Two of the biggest tech rivals are now forming an interesting alliance. Following a profit miss in the third quarter, Yahoo has announced a new agreement with Google under which it will display Google ads in its search results while continuing with its own ads and those from Bing. The agreement is set to last three years and includes both mobile and desktop.
Interestingly, Google is the former workplace of current Yahoo CEO Marissa Mayer, where she served as a usability leader and spokesperson.
The deal underway with Google is much like the current one with Microsoft. Yahoo will deliver the traffic with its search engine and share in the revenue from Adwords.
This new non-exclusive agreement is being crafted to meet the best interests of both companies. Yahoo will benefit from using Google’s more sophisticated search advertising service while preserving its autonomy to work with any other search advertising service it wants, be it Microsoft or a third party. Yahoo won’t be obligated to send Google any minimum number of queries, and it retains sole discretion to decide which queries to send.
Meanwhile, Google will increase its earnings by reaching a search demographic it wouldn’t otherwise. Advertisers will flock to Adwords in greater numbers once they see it can help them reach users on both search engines. The percentage of earnings Google will make will depend on whether the ads are displayed on mobile, desktop, in the US, or outside the US.
This is a smart move for Yahoo. Although in Yahoo’s ideal world they would own their entire search experience, the reality is that they’re not going to be taking Google’s place anytime soon. Mayer and other Yahoo higher-ups know this, and instead of fighting it, they are embracing it. They’re finding a way to make money off the superiority of their competitor’s search product.
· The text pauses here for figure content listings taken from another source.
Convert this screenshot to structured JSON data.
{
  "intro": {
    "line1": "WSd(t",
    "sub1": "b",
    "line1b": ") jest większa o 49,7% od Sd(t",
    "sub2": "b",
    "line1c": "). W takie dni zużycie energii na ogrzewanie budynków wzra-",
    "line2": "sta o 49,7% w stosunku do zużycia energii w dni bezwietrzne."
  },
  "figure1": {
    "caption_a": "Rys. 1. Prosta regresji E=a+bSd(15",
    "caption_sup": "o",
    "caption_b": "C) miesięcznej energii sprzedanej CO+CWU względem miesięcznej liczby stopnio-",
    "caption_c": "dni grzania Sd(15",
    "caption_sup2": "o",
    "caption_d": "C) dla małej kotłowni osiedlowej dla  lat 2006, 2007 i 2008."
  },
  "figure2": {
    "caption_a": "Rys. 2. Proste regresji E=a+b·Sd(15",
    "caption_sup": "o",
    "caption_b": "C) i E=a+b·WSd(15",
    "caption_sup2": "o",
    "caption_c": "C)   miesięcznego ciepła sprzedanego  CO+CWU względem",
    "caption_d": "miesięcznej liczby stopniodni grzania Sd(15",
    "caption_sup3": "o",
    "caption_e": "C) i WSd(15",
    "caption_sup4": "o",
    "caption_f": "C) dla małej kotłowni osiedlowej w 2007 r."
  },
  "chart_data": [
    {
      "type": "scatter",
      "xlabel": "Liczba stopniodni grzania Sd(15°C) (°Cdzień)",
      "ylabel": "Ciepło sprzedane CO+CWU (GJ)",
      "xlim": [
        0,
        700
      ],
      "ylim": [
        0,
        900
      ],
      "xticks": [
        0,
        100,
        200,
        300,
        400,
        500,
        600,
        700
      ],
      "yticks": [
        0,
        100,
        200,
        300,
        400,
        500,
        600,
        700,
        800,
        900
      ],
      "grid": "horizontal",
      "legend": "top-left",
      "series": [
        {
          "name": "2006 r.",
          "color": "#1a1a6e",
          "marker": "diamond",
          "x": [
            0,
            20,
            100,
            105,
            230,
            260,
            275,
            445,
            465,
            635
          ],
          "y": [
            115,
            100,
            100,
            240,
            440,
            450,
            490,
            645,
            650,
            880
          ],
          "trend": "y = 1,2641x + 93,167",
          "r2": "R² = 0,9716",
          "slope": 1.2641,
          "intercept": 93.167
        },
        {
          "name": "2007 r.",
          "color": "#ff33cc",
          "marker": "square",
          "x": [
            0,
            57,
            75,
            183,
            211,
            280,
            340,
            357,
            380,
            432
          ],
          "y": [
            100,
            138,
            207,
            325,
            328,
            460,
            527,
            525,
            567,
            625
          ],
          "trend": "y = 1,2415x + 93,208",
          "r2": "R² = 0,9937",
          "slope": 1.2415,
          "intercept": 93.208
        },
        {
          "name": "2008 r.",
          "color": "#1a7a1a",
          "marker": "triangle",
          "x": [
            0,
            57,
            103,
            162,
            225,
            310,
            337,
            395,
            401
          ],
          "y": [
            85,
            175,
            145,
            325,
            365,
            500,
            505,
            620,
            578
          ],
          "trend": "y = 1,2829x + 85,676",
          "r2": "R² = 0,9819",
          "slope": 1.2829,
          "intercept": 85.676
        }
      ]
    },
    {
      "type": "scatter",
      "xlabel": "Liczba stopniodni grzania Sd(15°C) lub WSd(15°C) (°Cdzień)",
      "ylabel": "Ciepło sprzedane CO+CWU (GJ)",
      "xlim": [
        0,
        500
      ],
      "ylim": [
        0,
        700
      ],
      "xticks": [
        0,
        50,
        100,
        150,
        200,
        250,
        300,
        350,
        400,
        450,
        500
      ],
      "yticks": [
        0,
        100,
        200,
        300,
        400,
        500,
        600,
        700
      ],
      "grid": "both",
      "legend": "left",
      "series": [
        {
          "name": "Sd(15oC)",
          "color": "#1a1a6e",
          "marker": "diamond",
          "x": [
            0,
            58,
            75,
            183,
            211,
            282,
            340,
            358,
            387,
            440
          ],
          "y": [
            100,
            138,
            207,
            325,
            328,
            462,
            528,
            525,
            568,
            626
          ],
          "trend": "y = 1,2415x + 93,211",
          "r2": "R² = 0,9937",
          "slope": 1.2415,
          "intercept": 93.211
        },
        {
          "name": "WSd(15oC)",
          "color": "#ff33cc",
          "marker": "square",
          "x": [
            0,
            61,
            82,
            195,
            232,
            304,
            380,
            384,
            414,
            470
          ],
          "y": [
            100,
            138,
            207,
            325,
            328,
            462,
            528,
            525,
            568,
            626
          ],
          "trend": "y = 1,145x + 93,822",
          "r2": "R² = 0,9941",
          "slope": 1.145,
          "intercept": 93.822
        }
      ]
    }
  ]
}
Nevertheless, Yahoo doesn’t want to let itself get left behind in the search advertising race. Mobile is still a viable battleground which none of the major search engines–including Google–have been able to fully conquer. This provides Yahoo with ample opportunity, especially given the fact that mobile searches have now surpassed desktop searches. Its native ad program, known as Yahoo Streaming, is designed to appeal to a broader base of advertisers across the economic spectrum.
Then there’s non-browser advertising. When 90 percent of the time people spend on their smartphones is in apps–not the browser–the company that best learns how to reach audiences through this medium is going to come out winning. Google has the clear advantage in this realm, given its ownership of the Android operating system. Yahoo is trying to catch up with projects like Aviate, a launcher in the vein of Google Now that suggests apps for you to use.
Yahoo may still suffer from a bad reputation as a relic of the nineties and perpetual second place to Google, but these current initiatives show that it’s still a viable company looking to for a field in which to distinguish itself.